Grève des enseignants en Côte d’Ivoire : une mobilisation partielle mais des tensions perceptibles

En Côte d’Ivoire, la grève de trois jours lancée par les syndicats des secteurs Éducation-Formation a débuté sous des auspices mitigés. Réclamant des améliorations dans leurs conditions de travail, les enseignants ont observé un suivi inégal dans les établissements scolaires du pays, révélant une situation contrastée entre Abidjan et les régions.
Des écoles ouvertes malgré la grève
À Abidjan, dans les lycées Sainte-Marie de Cocody et Moderne d’Angré, les cours ont eu lieu comme d’habitude. Une présence policière discrète a été notée aux abords des établissements, mais les élèves ont continué à suivre leur emploi du temps habituel.
Dans d’autres villes du pays, comme Yakasse Attobrou, l’impact de la grève était quasi inexistant. Un enseignant dans cette localité a confirmé que toutes les écoles publiques de son inspection, y compris Abradine 1 et Yakasse 1 et 2, ont fonctionné normalement.
Cependant, dans certaines régions, la grève a été plus ressentie. À Alépé, par exemple, les élèves du secteur public sont restés à la maison, tandis que ceux inscrits dans des collèges privés ont pu poursuivre leurs études. Ce contraste souligne la diversité des réactions face au mouvement social dans le pays.
Une condamnation ferme du gouvernement
Malgré une participation partielle à la grève, certains établissements d’Abidjan, comme le lycée moderne de Port-Bouët, ont été fermés, obligeant les élèves à rebrousser chemin.
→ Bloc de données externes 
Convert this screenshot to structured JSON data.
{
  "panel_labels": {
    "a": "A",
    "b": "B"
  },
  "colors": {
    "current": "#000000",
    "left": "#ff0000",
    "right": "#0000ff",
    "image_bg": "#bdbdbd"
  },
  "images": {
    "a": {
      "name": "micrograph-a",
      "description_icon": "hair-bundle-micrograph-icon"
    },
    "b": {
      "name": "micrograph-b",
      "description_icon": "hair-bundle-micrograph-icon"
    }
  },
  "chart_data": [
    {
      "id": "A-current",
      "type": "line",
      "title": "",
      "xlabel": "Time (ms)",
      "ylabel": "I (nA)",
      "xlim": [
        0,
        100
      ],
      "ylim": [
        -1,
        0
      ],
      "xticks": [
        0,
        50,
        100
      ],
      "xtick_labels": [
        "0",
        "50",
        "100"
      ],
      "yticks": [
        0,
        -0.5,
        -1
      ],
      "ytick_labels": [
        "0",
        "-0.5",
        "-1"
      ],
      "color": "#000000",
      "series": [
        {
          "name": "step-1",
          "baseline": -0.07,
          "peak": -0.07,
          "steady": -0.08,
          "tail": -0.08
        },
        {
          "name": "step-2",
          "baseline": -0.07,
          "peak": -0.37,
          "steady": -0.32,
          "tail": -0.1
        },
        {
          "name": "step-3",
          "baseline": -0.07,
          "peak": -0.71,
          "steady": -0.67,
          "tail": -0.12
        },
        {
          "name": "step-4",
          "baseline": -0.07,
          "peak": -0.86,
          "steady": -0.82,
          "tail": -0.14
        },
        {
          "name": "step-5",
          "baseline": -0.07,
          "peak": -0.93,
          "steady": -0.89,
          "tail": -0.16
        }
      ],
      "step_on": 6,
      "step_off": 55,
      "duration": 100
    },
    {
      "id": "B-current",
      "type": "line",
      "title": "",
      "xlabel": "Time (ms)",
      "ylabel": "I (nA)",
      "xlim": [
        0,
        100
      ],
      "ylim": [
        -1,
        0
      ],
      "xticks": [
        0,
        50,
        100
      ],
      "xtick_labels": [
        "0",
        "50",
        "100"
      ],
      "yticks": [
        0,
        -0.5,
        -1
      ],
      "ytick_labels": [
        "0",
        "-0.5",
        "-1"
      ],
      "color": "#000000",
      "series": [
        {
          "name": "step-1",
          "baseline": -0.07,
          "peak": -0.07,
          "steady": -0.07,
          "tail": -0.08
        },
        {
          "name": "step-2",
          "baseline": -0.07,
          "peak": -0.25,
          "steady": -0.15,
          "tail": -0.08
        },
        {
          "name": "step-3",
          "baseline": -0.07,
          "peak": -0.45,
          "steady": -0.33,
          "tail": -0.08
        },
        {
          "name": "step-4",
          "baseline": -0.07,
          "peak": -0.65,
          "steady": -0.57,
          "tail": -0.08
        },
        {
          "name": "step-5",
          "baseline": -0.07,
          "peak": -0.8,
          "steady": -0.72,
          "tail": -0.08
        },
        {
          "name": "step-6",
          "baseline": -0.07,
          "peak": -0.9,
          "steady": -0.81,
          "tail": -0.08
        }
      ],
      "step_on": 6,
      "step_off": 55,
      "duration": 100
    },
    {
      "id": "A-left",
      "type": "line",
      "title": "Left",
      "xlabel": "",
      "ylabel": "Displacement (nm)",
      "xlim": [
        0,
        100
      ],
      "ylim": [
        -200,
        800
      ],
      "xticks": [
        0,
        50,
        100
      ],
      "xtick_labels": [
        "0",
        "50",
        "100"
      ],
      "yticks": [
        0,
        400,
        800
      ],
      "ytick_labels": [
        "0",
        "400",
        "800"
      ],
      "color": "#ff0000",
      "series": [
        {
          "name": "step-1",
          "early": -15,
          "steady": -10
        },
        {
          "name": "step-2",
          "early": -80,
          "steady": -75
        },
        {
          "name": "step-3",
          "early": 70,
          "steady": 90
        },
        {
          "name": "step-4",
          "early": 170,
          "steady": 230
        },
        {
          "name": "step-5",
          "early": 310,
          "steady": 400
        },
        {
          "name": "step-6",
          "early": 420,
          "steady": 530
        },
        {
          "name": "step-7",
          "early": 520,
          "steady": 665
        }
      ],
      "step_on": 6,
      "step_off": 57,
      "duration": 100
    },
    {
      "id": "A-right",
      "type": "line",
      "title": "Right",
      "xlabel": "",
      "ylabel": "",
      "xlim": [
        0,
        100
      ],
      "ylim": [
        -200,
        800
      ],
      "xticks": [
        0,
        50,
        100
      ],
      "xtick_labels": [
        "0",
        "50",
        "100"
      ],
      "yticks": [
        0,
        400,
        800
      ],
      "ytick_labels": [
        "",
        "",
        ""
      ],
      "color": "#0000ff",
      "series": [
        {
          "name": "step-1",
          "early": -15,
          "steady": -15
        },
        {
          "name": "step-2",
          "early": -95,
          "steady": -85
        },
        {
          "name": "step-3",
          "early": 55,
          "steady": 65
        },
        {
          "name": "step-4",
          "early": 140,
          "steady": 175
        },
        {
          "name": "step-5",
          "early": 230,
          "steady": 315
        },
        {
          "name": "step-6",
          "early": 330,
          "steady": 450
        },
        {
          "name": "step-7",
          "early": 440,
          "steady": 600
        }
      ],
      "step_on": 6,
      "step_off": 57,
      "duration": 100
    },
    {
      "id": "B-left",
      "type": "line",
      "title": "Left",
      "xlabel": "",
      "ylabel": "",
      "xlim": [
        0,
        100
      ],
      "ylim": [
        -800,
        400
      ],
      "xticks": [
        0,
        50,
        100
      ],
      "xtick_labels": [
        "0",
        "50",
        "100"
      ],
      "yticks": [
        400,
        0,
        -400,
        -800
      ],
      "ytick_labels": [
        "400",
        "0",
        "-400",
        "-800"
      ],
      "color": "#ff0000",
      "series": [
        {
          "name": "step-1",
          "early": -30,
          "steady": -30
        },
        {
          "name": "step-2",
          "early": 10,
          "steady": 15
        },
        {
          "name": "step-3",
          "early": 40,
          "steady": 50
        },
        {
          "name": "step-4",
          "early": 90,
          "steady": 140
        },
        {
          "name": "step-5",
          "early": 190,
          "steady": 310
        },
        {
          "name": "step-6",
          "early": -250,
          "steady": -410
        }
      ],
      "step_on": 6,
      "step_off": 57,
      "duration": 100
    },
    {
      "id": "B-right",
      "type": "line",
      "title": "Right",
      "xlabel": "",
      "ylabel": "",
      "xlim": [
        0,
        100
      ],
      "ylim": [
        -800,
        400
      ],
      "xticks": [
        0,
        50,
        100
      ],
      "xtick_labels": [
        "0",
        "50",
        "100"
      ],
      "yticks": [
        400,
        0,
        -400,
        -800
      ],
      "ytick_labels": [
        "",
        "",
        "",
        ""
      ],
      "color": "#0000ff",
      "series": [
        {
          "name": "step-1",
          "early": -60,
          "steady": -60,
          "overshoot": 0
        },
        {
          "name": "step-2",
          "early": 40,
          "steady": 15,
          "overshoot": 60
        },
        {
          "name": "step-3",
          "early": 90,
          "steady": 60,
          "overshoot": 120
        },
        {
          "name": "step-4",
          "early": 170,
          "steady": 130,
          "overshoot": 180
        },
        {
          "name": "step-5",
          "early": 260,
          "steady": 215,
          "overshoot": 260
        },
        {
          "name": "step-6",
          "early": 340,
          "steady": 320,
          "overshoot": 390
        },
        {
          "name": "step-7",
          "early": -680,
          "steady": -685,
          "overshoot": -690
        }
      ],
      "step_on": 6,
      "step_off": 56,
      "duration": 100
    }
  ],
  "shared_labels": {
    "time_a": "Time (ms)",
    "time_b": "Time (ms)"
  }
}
Le gouvernement ivoirien a rapidement réagi, qualifiant cette grève de violation du protocole d’accord sur la trêve sociale 2022-2027, condamnant ainsi fermement l’arrêt de travail qui s’est étendu aux secteurs de la Santé et de la Protection sociale.
Alors que les jours suivants risquent de révéler l’ampleur réelle de la mobilisation, l’opinion publique attend de voir si le dialogue entre le gouvernement et les syndicats permettra de trouver une issue à cette crise sociale.